The loss of a high-profile interview can be devastating to a publication, but having covered TIFF for 30 years, Wilner has grown used to high-profile interviews vanishing in the winds, especially as a Canadian journalist. “The biggest problem any Canadian journalist faces,” Wilner says, “is that we are writing for a Canadian publication. If you are Canadian at this film festival, past a certain point, there’s an unspoken tier system.” 

Wilner uses the example of the ubiquitously famous Ryan Gosling. Despite the actor’s Canadian roots, he’s controlled by an American publicist and distributor who give priority to the American media, even at a Canadian film festival like TIFF. “The American publicist over and over again—and this has been going on since the ’90s—they’ll claw back Canadian time the second something threatens their schedule.”

Norman Wilner on the biggest challenge facing Canadian journalists at TIFF

The biggest challenge for Canadian publications is the size of their audiences. “Generally, American publications have a larger reach and American media and film companies define the industry on a much larger scale than Canadian content,” Josiah Hughes, a film critic with Exclaim! magazine wrote in an email.

It doesn’t help the confusion that both American and Canadian publicists are trying to work the same movies, Hughes says.

TIFF does set up some press conferences, but individual interviews with major stars at the festival are arranged by the publicists, producers and distributors in charge of the film. It means that they determine who gets access.

“The TIFF publicists are actually terrific at getting you in touch with documentary filmmakers, independent filmmakers, or first-timers who are here for discovery,” Wilner says. “But that’s when they don’t have the apparatus of a distributor or a studio behind them.”

TIFF does look out for Canadian journalists. Most foreign publications, who have to send their crews out of the country, are granted one to two accreditations. But Toronto’s papers get to take advantage of their resources. At this year’s festival, Now had six accredited writers and one photographer.

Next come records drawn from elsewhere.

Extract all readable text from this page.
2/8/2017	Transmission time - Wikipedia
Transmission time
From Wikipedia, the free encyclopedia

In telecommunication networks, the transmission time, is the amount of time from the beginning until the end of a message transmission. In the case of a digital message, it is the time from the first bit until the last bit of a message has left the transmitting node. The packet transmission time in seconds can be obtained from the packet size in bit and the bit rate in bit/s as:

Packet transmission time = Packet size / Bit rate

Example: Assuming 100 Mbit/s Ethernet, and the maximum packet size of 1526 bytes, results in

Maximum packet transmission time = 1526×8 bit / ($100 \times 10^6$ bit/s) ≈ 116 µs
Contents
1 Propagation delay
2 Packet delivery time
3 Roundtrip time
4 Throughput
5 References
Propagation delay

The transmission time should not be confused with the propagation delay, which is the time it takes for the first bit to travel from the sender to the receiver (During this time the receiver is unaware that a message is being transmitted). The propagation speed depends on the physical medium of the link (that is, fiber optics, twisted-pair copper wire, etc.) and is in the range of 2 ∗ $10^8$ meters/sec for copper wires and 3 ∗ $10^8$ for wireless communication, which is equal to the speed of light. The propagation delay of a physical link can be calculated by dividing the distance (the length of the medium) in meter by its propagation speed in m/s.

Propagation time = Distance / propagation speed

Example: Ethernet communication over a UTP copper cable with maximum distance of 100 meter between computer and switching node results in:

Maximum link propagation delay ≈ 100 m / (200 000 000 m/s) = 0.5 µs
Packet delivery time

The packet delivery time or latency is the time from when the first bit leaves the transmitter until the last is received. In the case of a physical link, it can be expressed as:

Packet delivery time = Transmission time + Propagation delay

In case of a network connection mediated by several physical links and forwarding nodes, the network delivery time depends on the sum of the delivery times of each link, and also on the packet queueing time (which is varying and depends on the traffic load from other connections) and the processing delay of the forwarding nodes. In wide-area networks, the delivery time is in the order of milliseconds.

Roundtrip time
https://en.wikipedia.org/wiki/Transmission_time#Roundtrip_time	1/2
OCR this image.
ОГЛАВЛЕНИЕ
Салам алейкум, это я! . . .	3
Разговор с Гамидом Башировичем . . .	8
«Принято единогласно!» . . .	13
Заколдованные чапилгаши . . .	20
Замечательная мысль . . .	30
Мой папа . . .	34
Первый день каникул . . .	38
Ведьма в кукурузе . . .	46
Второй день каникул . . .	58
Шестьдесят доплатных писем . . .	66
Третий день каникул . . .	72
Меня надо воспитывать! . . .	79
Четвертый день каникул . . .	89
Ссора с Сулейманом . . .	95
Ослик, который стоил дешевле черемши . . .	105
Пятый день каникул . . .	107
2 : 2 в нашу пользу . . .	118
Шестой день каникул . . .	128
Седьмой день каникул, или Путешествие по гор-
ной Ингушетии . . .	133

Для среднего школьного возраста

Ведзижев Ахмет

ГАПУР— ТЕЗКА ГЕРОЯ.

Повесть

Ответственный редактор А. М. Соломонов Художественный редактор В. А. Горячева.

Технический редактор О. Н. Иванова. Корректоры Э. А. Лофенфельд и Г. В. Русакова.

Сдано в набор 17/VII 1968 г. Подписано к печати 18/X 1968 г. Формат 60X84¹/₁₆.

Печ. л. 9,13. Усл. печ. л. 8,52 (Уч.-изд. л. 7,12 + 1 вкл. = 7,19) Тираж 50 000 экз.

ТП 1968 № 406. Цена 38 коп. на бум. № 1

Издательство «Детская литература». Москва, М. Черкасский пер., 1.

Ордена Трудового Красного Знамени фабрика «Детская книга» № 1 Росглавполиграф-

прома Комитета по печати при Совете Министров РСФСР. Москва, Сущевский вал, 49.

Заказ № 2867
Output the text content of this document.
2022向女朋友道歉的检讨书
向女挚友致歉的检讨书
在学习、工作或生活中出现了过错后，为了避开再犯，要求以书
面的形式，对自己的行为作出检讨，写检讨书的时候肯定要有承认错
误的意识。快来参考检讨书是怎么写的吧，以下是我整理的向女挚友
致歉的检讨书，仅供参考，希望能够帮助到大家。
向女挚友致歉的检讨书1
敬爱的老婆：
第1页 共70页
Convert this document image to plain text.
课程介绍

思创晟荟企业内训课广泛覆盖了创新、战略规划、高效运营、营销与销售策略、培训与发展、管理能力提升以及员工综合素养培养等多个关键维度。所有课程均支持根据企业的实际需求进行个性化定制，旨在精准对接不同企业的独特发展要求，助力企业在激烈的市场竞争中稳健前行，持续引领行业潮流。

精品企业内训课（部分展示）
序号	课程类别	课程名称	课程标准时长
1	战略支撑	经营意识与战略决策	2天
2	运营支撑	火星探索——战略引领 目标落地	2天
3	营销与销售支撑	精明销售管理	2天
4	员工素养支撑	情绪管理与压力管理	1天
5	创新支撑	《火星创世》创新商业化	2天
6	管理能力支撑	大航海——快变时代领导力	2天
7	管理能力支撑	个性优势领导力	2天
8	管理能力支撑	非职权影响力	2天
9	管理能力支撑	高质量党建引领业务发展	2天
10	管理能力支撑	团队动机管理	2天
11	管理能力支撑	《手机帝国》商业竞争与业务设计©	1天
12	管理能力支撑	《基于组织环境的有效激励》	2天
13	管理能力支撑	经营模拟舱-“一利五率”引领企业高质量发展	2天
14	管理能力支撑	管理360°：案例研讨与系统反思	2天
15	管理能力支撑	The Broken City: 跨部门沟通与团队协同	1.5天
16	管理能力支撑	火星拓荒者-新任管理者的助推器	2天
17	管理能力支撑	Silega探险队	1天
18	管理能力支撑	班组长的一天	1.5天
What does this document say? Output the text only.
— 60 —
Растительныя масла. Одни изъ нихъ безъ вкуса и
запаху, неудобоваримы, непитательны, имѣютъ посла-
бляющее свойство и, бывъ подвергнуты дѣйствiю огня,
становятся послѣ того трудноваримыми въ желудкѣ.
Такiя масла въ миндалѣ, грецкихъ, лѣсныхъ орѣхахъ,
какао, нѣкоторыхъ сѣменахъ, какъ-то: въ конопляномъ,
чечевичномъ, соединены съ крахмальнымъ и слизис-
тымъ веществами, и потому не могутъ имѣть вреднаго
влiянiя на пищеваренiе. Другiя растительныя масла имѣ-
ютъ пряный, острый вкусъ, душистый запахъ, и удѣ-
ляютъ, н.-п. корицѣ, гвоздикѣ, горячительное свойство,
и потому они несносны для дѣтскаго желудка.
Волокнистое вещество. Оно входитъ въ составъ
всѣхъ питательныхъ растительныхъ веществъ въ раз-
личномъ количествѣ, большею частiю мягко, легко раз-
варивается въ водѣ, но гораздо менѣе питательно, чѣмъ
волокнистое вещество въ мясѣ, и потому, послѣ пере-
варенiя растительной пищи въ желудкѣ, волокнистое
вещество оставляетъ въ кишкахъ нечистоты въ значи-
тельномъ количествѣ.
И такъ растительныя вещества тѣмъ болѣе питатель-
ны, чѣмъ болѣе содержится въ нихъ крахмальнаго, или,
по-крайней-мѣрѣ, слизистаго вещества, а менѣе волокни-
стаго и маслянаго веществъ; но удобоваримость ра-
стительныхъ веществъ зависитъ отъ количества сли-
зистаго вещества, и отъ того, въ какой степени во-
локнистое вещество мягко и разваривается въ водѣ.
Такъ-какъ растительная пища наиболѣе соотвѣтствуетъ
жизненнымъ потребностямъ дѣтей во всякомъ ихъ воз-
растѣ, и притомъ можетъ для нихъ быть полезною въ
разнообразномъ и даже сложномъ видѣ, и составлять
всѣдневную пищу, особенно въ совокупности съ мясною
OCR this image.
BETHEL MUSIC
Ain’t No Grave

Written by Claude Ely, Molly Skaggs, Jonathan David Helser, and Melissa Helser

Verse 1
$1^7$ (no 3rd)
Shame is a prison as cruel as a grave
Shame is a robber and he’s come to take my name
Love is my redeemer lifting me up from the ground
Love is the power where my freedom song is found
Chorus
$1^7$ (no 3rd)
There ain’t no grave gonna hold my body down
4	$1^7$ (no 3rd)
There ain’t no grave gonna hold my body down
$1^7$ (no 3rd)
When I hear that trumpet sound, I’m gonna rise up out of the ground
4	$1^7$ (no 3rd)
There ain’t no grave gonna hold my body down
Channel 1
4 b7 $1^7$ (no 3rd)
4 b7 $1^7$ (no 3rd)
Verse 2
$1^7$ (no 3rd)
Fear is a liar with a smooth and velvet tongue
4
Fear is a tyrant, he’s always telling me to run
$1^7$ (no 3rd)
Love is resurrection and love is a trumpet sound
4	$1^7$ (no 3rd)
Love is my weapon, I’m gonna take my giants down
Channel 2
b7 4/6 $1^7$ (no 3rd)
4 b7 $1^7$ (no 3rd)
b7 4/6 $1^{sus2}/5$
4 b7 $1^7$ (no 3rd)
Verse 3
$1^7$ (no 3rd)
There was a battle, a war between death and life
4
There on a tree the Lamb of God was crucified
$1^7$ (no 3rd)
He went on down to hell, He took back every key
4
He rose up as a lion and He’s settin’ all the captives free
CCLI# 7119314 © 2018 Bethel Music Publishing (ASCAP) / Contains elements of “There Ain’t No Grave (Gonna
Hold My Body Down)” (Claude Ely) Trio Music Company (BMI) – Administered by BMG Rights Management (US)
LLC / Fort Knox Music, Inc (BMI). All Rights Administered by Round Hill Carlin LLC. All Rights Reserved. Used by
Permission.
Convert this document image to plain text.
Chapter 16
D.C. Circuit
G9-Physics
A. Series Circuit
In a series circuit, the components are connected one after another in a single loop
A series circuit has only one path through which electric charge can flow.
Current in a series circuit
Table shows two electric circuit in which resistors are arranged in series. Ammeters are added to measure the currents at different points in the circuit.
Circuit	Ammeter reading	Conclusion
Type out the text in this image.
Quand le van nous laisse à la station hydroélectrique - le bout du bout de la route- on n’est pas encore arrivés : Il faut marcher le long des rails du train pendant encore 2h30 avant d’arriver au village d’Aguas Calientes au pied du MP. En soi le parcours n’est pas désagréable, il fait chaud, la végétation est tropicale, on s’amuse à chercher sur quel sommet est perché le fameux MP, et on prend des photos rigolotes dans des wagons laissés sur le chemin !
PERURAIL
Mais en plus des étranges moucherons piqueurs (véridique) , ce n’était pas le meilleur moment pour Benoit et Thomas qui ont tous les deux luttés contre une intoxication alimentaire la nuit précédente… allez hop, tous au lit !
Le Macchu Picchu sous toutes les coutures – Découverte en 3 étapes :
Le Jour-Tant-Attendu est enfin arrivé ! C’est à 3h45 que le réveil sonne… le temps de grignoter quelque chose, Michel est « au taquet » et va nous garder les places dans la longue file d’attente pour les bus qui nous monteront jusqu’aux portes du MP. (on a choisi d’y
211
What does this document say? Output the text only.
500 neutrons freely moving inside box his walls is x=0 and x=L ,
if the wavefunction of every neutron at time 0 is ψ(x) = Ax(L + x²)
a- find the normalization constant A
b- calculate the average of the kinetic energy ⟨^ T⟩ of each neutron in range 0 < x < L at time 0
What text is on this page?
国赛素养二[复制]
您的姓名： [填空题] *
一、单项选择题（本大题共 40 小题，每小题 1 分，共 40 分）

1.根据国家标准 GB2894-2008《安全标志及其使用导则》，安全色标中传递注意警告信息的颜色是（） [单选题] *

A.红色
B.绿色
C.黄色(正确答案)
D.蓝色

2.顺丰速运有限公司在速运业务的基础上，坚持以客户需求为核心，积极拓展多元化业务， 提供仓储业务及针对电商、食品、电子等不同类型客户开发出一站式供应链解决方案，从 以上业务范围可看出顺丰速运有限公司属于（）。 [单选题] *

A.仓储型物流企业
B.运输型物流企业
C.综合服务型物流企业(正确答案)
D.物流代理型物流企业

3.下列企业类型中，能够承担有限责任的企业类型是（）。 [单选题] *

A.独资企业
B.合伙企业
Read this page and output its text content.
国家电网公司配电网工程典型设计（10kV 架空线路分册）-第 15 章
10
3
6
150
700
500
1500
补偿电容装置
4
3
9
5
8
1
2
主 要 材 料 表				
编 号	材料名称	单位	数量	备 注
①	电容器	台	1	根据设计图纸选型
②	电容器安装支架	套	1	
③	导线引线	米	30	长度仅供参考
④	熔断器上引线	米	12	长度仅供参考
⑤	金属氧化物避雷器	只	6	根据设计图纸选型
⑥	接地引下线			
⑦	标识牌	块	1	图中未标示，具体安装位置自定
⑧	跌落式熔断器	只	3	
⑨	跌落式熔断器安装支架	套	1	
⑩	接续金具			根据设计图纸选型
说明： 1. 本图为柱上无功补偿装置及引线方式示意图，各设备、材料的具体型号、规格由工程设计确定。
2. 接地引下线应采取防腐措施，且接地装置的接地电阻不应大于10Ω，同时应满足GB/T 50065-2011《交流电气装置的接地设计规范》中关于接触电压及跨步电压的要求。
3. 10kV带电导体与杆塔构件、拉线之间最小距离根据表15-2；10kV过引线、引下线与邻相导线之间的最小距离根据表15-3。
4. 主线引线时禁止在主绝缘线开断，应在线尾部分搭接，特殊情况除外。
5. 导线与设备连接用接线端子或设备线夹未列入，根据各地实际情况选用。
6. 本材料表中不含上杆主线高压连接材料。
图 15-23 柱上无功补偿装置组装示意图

Wilner’s role with a legacy publication like Now also grants him priority press status, meaning he should have first access to press and industry screenings. But this isn’t always helpful as not everything is a priority event. “A lot of them are not,” Wilner says. “Most of the press screenings don’t have a priority designation.”

And beyond the limited access Canadians receive, distributors and producers are allowing less time for the press. “More and more, the press access just isn’t there for most films because more and more distributors and producers are bringing their movies to festivals, having the big red carpet and then not doing interviews.” The priority, Wilner says, is shifting from interviews to photographs of the celebrities; it’s a theme that’s grown over time since TIFF started in 1976 as an indie roots festival.

But even in the case of photographs, Canadians get cut first. “The Vanity Fair photo shoots would take priority over a Canadian interview,” Wilner says. “If somebody runs behind, the Canadians are almost always the ones to get cut.”

So, Canadian film critics like Wilner and Hughes are often left waiting in line with everyone else, looking to Canadian distributors and publicists to fight for the Canadian media’s time with festival stars.

“All you know,” Wilner says, “is that if you’re Canadian media, you have less of a shot at getting the big interview.”